Additionally, I have been consistent with my hobby of language learning by doing 10–20 Anki vocab/grammar cards every day, as well as whatever immersion I can fit in my schedule.

Not much, but I will need to get used to moving back to Austin and having to cook more often. On Tuesdays and Thursdays, I have class from 11:00 AM to 3:30 PM with only the 15-minute break between classes, so especially with in-person classes, I will need to figure out how/when to get lunch without feeling hungry during lecture.

I just came back down to Austin from Dallas, so I’m excited to be able to attend in-person classes once again as well as meet all my college friends. Additionally, sports clubs will open back up again, and I am part of the Texas Table Tennis club, so hopefully, I will be able to take part in that next week.

Next week I will focus on making progress on the Collatz assignment, a data preprocessing assignment in my Data Mining class, as well as a DNS hands-on in my Networks class. I will also work on my Linguistics classes that involve speech audio analysis and theoretical syntax.

The reading itself was rather straightforward, however, this made it difficult to make a large number of meaningful comments without feeling like you were trying to game the Perusall AI. Reading the syllabus made the specifications grading in the class very clear.

I have used assertions before in previous classes, and they were especially useful when doing complicated code involving threads and race-conditions. I however did not consider that assertions could be disabled and that the failure of one assertion would prevent future assertions from running, and thus, have used assertions for testing in the past (which this class has taught how they should be used correctly). I did not know about Collatz before, and it is an interesting problem to practice writing tests and optimizations for.

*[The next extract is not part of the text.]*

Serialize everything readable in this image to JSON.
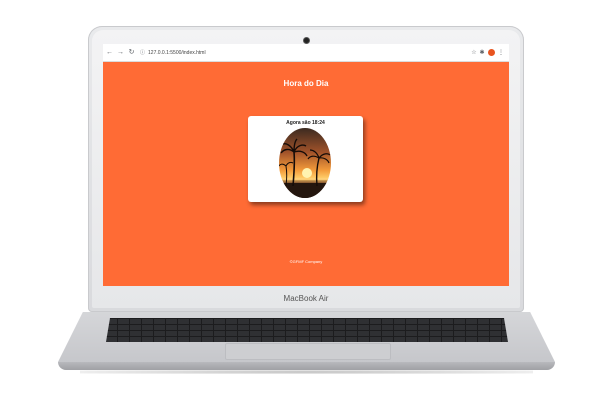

One of my high-school friends from India did really well on some competitive exams (CAT, XAT, etc.) for being able to apply to very selective grad schools. He put in consistent effort over the course of a year, and it paid off. Now he’s getting interview calls from all the top schools.

If you are ever interested in picking up Javascript, one of the best resources out there is:

It is an extremely well-written tutorial for Javascript, covering most important aspects of the core language and filled with various exercises. I used this over my freshman summer break to pick up Javascript, which paved a path to learn technologies like Node.js and React. It helped me build side-projects that I could show recruiters and land my first software engineering internship.